Nancy Sajben, MD, forwards Thomas Fuller’s Sept. 10 New York Times piece on cannabis cultivation in California. Supply and demand within the state are out of whack, and most growers have chosen not to get permits. Fuller cites Hezekiah Allen of the California Growers Association, who
“estimates that about 11 percent of growers — about 3,500 of 32,000 farmers in the Emerald Triangle, which covers Mendocino, Humboldt and Trinity counties — have applied for permits. Most have been deterred by the voluminous paperwork to obtain a permit, the fees and the taxes, he said.”
Mendocino County Sheriff Thomas D. Allman told Fuller that he was primarily targeting growers on public lands and those who damage the environment. Growers who paid to register with the county wish Allman would take down their black-market competitors.

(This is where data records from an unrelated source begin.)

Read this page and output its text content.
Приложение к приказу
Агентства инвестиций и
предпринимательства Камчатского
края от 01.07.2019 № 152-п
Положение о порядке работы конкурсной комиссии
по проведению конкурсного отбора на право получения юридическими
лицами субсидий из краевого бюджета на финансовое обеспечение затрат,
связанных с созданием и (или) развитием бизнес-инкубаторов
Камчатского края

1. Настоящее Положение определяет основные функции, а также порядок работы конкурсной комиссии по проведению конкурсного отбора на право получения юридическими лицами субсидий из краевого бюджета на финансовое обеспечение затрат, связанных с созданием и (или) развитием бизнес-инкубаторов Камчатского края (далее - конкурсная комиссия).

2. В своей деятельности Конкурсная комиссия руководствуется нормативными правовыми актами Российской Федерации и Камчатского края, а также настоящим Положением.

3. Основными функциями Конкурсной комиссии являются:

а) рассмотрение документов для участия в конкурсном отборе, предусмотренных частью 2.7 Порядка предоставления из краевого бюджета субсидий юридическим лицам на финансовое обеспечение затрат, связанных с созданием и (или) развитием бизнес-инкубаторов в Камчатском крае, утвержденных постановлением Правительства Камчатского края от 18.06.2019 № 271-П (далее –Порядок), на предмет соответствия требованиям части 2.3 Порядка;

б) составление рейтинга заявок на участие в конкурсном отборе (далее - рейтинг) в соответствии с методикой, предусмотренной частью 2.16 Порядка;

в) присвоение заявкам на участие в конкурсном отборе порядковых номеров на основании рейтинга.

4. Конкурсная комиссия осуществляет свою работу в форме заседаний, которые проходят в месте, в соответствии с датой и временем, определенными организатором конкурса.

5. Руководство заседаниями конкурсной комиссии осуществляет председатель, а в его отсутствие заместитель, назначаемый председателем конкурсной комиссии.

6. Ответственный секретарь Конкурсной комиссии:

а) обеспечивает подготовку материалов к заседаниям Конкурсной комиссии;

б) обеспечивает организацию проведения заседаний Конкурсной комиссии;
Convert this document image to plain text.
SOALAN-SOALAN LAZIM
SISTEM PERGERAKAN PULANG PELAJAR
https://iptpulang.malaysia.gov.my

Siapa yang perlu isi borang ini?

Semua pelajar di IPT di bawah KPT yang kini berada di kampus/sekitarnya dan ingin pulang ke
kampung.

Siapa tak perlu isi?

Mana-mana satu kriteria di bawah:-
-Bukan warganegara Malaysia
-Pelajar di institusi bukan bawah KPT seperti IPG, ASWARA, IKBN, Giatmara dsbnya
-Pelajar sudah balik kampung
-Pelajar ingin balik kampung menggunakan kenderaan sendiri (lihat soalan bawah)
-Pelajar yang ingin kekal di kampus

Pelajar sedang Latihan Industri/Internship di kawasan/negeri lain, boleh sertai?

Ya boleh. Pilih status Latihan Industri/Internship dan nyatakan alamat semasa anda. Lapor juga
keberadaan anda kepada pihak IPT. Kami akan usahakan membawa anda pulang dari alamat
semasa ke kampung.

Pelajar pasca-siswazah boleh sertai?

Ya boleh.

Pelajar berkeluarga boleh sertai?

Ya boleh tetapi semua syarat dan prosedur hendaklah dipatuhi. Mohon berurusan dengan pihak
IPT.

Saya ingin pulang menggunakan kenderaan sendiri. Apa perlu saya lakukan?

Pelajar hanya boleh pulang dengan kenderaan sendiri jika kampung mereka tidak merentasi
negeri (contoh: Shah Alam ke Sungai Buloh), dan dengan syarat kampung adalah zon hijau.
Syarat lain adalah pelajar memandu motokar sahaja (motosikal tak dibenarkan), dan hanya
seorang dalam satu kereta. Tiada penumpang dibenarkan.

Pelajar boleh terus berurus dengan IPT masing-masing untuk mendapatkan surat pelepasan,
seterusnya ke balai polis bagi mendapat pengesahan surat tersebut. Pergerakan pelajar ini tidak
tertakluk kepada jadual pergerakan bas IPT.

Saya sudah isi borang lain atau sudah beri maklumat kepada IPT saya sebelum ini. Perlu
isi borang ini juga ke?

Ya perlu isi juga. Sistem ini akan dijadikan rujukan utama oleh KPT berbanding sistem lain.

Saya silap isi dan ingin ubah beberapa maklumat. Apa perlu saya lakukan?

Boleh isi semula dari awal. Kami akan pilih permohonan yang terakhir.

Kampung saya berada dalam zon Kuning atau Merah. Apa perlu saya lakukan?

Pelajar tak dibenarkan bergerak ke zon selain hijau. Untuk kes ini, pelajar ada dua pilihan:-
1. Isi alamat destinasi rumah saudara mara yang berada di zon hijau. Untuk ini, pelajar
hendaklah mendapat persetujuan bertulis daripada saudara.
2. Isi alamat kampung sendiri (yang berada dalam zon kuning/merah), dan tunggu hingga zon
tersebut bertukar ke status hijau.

California, which by one estimate produces seven times more marijuana than it consumes, will probably continue to be a major exporter — illegally — to other states. In part, that is because of the huge incentive to stay in the black market: marijuana on the East Coast sells for several times more than in California
The Adult Use of Marijuana Act, which passed in November as Proposition 64 and is also known as “the Sean Parker Initiative” (in honor of the biggest funder) reduced large-scale marijuana grows from felony to misdemeanor offernses, greatly reducing the risk faced by unpermitted growers. Fuller sees AUMA as the source of the looming field day for the heat. Some call it “legalization.”